The stress to make stainless steel bolts gain 1% in length over 10,000 hours at elevated temperatures like 1000 °F is given in “ksi”. What units are these?

I don’t think it can be “kilograms (force) per square inch”, because the numbers are typically around 20 and the temperatures are within recommended usage range. A stress of 20 kilograms (force) per square inch is probably what styrofoam could handle, not what stainless steel could handle.

Maybe the numbers are plausible if the “k” stands for “kilopounds”, but I’m kinda grasping at straws here…

ksi = thousands of pounds per square inch

1 ksi = 1,000 psi, 2 ksi = 2,000 psi, etc. 20 ksi is therefore 20,000 psi

k is also referred to as a kip

You may have been grasping at straws, but it is kilopounds per square inch.

It’s kilopounds. From Wiki:

(For the record, I just googled KSI and the article on pressure was the third result.)

Damn, I use units of ksi every freakin’ day, so I was hoping I’d be the first to answer this one.

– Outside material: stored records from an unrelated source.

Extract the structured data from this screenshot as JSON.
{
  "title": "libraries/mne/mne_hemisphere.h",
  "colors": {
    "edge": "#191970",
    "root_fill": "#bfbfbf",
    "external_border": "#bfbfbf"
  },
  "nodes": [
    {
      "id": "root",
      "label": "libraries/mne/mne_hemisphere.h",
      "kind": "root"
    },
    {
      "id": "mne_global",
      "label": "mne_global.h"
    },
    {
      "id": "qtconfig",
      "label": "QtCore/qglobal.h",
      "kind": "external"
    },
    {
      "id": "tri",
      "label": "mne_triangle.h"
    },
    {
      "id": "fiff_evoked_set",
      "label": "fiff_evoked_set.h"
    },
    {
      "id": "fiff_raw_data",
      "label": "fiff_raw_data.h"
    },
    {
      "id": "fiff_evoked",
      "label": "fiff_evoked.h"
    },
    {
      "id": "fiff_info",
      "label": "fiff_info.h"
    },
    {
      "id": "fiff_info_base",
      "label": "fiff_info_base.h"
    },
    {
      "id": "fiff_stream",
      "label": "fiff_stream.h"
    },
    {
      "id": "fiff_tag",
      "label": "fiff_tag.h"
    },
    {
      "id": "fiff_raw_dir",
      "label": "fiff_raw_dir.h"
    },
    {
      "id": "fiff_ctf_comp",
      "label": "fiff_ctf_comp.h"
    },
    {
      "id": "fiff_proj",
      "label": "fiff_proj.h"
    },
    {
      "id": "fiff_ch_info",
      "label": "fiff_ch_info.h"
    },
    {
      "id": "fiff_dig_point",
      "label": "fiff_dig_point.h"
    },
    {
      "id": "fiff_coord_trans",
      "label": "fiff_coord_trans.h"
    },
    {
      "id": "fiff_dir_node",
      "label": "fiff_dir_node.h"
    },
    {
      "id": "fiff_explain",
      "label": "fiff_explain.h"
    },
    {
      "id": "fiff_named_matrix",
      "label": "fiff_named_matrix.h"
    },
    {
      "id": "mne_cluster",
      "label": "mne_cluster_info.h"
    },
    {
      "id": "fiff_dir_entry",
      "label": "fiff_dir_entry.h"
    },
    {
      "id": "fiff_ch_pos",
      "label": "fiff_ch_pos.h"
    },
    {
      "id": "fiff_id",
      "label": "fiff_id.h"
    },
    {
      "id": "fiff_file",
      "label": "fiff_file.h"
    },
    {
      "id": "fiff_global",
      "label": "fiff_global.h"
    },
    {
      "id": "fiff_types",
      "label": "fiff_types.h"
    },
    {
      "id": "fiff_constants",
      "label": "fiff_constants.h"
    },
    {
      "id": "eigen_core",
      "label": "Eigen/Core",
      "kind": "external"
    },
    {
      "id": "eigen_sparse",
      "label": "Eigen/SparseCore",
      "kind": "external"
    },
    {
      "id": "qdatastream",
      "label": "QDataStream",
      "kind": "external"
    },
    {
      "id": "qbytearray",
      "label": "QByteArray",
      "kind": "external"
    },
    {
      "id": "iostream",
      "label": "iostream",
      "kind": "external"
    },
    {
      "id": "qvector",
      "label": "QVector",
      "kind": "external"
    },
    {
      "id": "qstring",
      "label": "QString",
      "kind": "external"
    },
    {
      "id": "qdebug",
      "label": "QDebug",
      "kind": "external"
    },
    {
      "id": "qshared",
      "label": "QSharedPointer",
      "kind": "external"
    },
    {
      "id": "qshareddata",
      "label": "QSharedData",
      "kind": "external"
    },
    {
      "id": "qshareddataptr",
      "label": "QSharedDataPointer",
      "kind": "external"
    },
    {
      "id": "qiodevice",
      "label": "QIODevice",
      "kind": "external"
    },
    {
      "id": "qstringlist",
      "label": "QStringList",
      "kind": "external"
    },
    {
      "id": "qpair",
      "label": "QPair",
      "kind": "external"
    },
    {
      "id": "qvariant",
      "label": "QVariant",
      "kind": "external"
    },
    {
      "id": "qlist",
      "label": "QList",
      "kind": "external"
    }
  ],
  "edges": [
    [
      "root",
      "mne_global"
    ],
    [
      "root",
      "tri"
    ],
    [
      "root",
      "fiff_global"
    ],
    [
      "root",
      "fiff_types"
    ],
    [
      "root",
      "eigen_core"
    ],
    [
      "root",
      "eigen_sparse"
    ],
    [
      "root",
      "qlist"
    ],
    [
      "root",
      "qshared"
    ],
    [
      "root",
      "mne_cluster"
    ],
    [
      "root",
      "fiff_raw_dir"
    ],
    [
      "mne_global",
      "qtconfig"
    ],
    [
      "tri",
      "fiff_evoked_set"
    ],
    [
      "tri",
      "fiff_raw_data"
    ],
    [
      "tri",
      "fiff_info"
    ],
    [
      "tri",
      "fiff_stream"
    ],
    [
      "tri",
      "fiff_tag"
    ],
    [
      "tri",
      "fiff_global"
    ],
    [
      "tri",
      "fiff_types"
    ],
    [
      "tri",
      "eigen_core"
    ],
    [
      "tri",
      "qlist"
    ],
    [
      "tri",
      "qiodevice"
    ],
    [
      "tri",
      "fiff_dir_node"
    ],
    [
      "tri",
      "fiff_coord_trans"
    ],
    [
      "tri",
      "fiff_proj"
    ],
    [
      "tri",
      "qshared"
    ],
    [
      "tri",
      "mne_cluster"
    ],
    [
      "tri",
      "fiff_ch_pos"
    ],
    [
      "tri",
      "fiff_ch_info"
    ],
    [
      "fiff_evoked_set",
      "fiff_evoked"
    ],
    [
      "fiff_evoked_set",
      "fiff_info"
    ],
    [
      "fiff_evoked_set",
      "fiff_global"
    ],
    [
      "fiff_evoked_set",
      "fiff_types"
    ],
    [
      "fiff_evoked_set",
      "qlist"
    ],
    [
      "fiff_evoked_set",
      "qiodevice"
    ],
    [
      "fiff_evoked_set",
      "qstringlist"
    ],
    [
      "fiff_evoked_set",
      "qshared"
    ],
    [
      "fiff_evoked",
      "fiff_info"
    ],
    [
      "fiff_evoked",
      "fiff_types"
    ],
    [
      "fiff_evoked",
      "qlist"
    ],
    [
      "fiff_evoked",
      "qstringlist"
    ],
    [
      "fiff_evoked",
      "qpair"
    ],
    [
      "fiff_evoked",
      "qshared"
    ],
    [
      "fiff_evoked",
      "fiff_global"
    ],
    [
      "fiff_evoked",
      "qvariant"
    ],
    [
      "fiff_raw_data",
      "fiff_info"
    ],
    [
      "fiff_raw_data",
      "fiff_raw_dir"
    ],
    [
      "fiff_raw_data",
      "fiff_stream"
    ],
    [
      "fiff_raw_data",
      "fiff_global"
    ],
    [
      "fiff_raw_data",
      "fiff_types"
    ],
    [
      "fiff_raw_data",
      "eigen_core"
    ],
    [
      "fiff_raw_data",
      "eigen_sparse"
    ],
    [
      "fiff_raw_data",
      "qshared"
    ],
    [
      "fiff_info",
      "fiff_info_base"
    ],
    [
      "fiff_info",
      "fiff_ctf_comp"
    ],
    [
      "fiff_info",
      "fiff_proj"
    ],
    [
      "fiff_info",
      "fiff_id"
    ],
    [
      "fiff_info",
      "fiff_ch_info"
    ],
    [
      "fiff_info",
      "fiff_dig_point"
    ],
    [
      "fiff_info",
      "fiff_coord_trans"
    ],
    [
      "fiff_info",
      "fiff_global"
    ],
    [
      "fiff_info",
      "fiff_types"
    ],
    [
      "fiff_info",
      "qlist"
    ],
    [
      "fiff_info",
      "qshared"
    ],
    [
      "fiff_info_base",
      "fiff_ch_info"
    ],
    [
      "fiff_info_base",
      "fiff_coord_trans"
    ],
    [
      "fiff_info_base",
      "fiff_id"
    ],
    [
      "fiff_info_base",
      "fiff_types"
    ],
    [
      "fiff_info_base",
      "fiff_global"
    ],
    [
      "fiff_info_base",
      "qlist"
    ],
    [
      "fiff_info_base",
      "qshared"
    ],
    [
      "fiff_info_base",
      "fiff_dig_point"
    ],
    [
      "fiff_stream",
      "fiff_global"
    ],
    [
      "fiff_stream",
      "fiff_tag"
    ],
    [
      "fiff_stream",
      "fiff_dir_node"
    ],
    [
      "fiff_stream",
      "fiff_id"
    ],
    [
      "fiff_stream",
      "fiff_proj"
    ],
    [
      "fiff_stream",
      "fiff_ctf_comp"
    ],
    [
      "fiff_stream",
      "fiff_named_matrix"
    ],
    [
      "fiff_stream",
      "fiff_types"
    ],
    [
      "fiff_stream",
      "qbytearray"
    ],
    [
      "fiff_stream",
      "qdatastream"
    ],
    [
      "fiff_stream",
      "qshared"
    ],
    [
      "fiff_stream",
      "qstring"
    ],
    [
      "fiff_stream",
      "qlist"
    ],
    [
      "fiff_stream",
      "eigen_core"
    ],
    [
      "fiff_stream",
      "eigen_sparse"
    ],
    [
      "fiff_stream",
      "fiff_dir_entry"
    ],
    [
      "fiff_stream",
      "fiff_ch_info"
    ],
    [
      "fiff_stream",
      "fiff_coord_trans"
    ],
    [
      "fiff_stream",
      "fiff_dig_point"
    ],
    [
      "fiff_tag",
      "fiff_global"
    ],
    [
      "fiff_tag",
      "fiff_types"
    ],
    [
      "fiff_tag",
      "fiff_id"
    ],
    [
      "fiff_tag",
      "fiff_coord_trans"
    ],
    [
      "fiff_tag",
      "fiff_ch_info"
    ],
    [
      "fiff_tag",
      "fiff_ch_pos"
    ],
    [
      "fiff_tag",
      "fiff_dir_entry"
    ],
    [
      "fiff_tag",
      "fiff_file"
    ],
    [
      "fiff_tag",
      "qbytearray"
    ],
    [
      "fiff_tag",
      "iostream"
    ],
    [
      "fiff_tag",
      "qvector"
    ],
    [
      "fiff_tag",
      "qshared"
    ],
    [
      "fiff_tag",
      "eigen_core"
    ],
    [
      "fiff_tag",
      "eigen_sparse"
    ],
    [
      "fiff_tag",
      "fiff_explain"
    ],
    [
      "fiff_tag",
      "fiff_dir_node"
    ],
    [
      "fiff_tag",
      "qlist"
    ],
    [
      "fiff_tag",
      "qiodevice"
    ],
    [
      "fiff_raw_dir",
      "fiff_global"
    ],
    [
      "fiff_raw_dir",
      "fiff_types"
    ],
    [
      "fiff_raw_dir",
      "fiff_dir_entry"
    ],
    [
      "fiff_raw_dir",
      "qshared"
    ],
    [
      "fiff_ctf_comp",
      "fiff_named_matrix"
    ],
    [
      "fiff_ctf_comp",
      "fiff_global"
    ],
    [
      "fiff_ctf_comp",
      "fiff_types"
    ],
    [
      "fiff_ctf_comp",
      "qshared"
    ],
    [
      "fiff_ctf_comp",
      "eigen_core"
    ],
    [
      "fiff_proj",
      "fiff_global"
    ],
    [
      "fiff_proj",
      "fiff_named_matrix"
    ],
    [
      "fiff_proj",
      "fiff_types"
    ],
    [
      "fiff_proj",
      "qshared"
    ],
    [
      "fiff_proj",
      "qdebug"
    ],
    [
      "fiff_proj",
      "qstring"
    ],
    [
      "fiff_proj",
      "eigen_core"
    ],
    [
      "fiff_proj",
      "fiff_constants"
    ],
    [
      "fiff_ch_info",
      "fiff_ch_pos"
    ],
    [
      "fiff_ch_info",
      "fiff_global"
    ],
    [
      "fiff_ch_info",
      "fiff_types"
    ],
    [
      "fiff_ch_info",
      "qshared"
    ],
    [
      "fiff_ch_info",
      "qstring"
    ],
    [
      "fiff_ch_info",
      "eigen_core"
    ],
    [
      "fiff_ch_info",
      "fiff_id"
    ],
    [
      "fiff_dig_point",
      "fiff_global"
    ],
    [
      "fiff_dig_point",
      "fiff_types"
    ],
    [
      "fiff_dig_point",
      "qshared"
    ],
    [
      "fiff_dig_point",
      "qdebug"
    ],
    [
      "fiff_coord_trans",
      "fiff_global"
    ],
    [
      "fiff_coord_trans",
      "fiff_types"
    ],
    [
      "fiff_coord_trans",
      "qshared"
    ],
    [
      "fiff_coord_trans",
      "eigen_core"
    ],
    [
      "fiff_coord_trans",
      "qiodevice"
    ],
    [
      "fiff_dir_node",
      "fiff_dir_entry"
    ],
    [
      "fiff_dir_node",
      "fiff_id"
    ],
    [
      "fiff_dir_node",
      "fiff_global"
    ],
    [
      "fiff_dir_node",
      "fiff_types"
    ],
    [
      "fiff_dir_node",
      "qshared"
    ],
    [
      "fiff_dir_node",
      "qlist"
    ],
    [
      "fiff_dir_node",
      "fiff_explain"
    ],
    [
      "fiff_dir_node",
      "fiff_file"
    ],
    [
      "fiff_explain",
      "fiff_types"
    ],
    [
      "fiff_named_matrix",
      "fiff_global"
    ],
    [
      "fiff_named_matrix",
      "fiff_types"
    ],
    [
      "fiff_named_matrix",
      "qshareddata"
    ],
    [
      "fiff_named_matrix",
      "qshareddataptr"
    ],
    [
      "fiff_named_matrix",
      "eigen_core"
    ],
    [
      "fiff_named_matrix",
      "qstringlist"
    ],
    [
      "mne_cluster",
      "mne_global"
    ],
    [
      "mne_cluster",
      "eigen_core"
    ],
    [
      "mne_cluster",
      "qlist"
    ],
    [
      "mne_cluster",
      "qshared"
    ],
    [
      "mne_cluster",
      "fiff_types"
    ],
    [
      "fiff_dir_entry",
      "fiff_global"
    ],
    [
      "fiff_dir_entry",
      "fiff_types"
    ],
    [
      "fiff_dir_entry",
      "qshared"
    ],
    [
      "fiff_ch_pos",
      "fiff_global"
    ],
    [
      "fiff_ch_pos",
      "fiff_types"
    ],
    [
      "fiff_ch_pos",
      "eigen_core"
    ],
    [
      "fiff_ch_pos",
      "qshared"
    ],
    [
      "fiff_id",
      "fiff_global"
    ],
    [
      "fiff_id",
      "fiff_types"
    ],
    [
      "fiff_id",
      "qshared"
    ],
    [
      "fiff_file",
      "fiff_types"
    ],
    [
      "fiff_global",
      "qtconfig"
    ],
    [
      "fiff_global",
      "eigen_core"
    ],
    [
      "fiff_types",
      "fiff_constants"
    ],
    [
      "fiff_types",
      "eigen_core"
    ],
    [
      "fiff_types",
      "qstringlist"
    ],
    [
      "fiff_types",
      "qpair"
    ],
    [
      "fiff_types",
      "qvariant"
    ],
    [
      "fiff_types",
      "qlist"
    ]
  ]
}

But the others are correct, it’s kips (or kilopounds) per square inch.

Wow! I thought my guess was dumb!

Thanks!

So did the kilo- prefix predate the metric system?

I never thought about that before, but the bottom of this page has a list of prefix etymologies. Some of them are modified from their original languages; kilo-, for example, is derived from the Greek chiloi (says Wikipedia.)